Menajer parasını isteyecek tabi. Görevi bu zaten adamın max parayı kazandırmak.
Fb başında aziz saçmalıklar yapıp kulübü batıracaksa batırır. Sen menajer olarak Caner'in 2.5m yerine 2m euro almasını kabullensen ne yazar?
Aziz gider ozan tufan'a 7m, de souza'ya 8 verir.
Senin Caner 3 sene her maçı oynarken 3 sene maç oynamadan aynı parayı Krasiç kazanır.
Menajer Dünya futbol endüstrisini kurtarma sorumluluğuna sahip değil.

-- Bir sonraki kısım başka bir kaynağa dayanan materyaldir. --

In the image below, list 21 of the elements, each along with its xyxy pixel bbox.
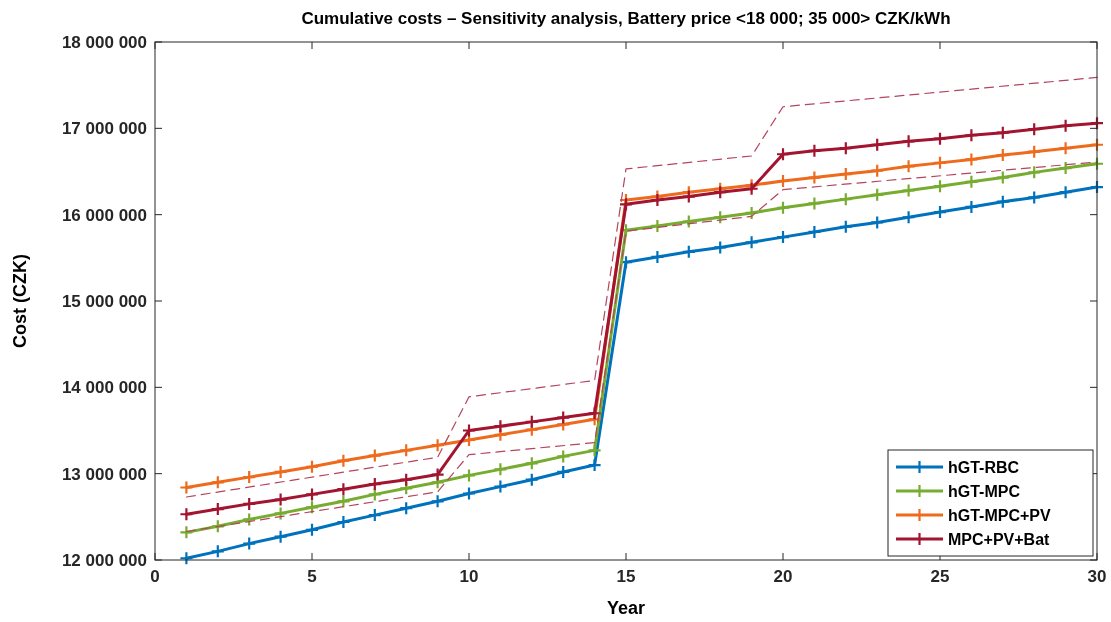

NBA'e bakın oyuncular nasıl kontratlar koparıyor. Ömer Aşık yüklü kontrat aldı 2 senedir pek bişi oynamadı. Amare vardı 4 yıla 100m dolar falan aldı 3 yılı sakattı ama hiç üzülmemiştir. Yada böyle 100m dolar alıp basketbolu unutan tipler bile var. Sadece o parayı verip verim alamayan yönetici hatayı öder. Çok hata yapmasına izin verildiyse o kulüpte zarar görür ama piyasa döner.
Menajerler oyuncular her yerde en uzun en fazla kontratı ararlar.

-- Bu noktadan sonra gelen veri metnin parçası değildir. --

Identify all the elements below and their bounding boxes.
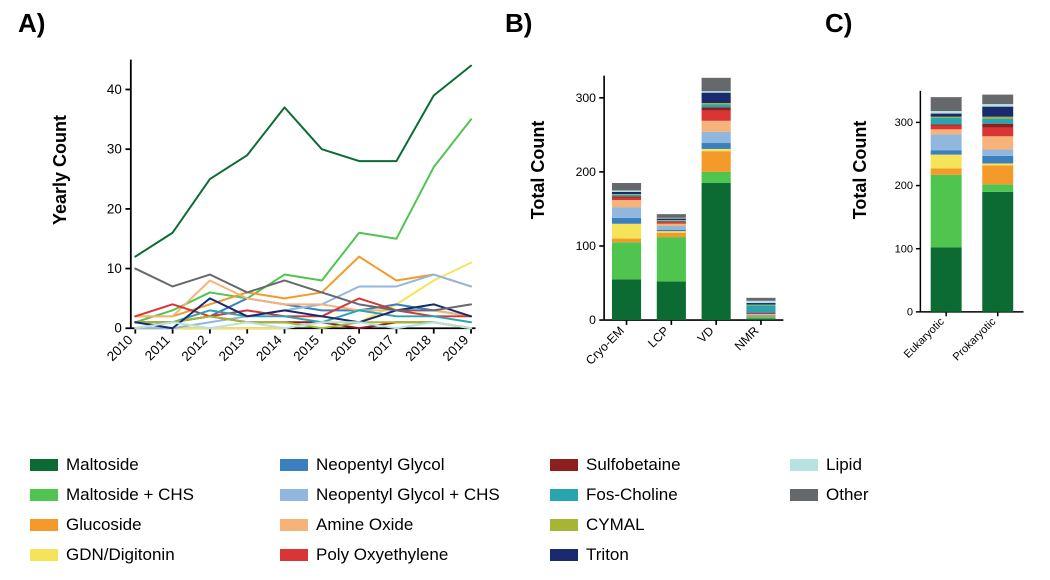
svg-text:2018: 2018 (402, 332, 434, 364)
legend-item-neopentyl: Neopentyl Glycol (280, 450, 540, 480)
svg-text:30: 30 (107, 142, 122, 157)
swatch-gdn (30, 549, 58, 561)
legend-item-triton: Triton (550, 540, 780, 570)
figure-root: A) B) C) Yearly Count Total Count Total … (0, 0, 1050, 580)
legend-item-poly_oxy: Poly Oxyethylene (280, 540, 540, 570)
swatch-amine_oxide (280, 519, 308, 531)
swatch-fos (550, 489, 578, 501)
svg-text:10: 10 (107, 261, 122, 276)
panel-label-c: C) (825, 8, 852, 39)
svg-text:2013: 2013 (216, 332, 248, 364)
swatch-neopentyl_chs (280, 489, 308, 501)
swatch-triton (550, 549, 578, 561)
svg-text:40: 40 (107, 82, 122, 97)
svg-text:20: 20 (107, 201, 122, 216)
legend-label: Triton (586, 545, 629, 565)
chart-a: 0102030402010201120122013201420152016201… (95, 37, 480, 427)
legend: Maltoside Maltoside + CHS Glucoside GDN/Dig… (30, 450, 1030, 570)
ylabel-a: Yearly Count (50, 60, 71, 280)
svg-text:VD: VD (695, 324, 717, 346)
legend-item-fos: Fos-Choline (550, 480, 780, 510)
legend-label: Lipid (826, 455, 862, 475)
legend-item-maltoside: Maltoside (30, 450, 270, 480)
legend-item-maltoside_chs: Maltoside + CHS (30, 480, 270, 510)
swatch-lipid (790, 459, 818, 471)
legend-label: Maltoside (66, 455, 139, 475)
svg-text:Cryo-EM: Cryo-EM (583, 324, 627, 368)
svg-text:0: 0 (907, 307, 913, 319)
legend-label: Other (826, 485, 869, 505)
legend-label: Maltoside + CHS (66, 485, 194, 505)
legend-label: Glucoside (66, 515, 142, 535)
svg-text:2010: 2010 (104, 332, 136, 364)
legend-label: Sulfobetaine (586, 455, 681, 475)
chart-c: 0 100 200 300 EukaryoticProkaryotic (885, 37, 1025, 432)
svg-text:300: 300 (576, 91, 597, 105)
svg-text:2017: 2017 (365, 332, 397, 364)
legend-label: Neopentyl Glycol + CHS (316, 485, 500, 505)
legend-label: Neopentyl Glycol (316, 455, 445, 475)
panel-label-a: A) (18, 8, 45, 39)
chart-b: 0 100 200 300 Cryo-EM LCP VD NMR (565, 37, 785, 432)
svg-text:2011: 2011 (142, 332, 173, 363)
ylabel-b: Total Count (528, 60, 549, 280)
svg-text:2016: 2016 (328, 332, 360, 364)
swatch-maltoside_chs (30, 489, 58, 501)
swatch-cymal (550, 519, 578, 531)
svg-text:NMR: NMR (732, 324, 762, 354)
legend-item-glucoside: Glucoside (30, 510, 270, 540)
legend-item-lipid: Lipid (790, 450, 990, 480)
swatch-glucoside (30, 519, 58, 531)
svg-text:Prokaryotic: Prokaryotic (951, 315, 999, 363)
legend-label: Fos-Choline (586, 485, 678, 505)
legend-item-gdn: GDN/Digitonin (30, 540, 270, 570)
svg-text:2019: 2019 (440, 332, 472, 364)
swatch-neopentyl (280, 459, 308, 471)
legend-item-amine_oxide: Amine Oxide (280, 510, 540, 540)
svg-text:2012: 2012 (179, 332, 211, 364)
legend-item-sulfobetaine: Sulfobetaine (550, 450, 780, 480)
swatch-other (790, 489, 818, 501)
legend-item-cymal: CYMAL (550, 510, 780, 540)
legend-label: Poly Oxyethylene (316, 545, 448, 565)
panel-label-b: B) (505, 8, 532, 39)
ylabel-c: Total Count (850, 60, 871, 280)
legend-label: Amine Oxide (316, 515, 413, 535)
svg-text:200: 200 (576, 165, 597, 179)
svg-text:0: 0 (589, 313, 596, 327)
svg-text:100: 100 (895, 243, 913, 255)
svg-text:300: 300 (895, 117, 913, 129)
svg-text:200: 200 (895, 180, 913, 192)
svg-text:Eukaryotic: Eukaryotic (902, 315, 947, 360)
legend-item-other: Other (790, 480, 990, 510)
svg-text:2014: 2014 (253, 332, 285, 364)
swatch-poly_oxy (280, 549, 308, 561)
legend-label: CYMAL (586, 515, 645, 535)
legend-item-neopentyl_chs: Neopentyl Glycol + CHS (280, 480, 540, 510)
swatch-sulfobetaine (550, 459, 578, 471)
swatch-maltoside (30, 459, 58, 471)
legend-label: GDN/Digitonin (66, 545, 175, 565)
svg-text:0: 0 (114, 321, 121, 336)
svg-text:LCP: LCP (645, 324, 672, 351)
svg-text:2015: 2015 (290, 332, 322, 364)
svg-text:100: 100 (576, 239, 597, 253)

Sinema sektöründe bile bu böyledir.
Menajerde etik dışı olan şey sezon ortası, klüpte mutlu olan oyuncunun aklını çelmek ve bunu sırf transfer sırasında alacağı ücret için yapmaktır diye düşünüyorum. Tabi birde menajer istedi diye kulübe oyuncu almak var.
Biliç zamanı ocak'ta westham anlaşması, eneramo transferi vb gibi işler menajerini biraz gösteriyor..
'Yar bana hep bana' nın manası hep ben kazanayım diğerleri batarsa batsın. Menajer 1 liralık değeri olan futbolcuyu 3 liralık gösterir kulüpleri değişik taktiklerle 3 liraya alıcısı varmış gibi gösterir bu değerde imza attırırsa kulüpler gittikçe artan maliyetleri kaldıramayıp bankalardan sürekli kredi çeker ,gelirlerine temlik koyulur gelirleri giderlerini karşılayamayacak duruma gelir, sistem de çöker. Eskisi gibi yüksek miktarlardan pazarlayamazlar futbolcularını menajerler.
Transfer risktir. NBA'de Amare ile 4 yıl kontrat yaparken de Türkiye Süper Ligi'nde Caner ya da Krasic ile kontrat imzalarken de risk alırsın . NBA'de belli bir düzen var , bütçen , oyunculara verebileceğin maksimum kontrat belli. Türkiye'de ise düzen yok. Örneğin 3-4 kulüp şampiyonluk hedefi belirler, şampiyon olacakmış gibi harcama yapar. Neticede 1 tanesi şampiyon olur kalan 2-3'ü de batar. FFP kriterleri gelene kadar durum buydu.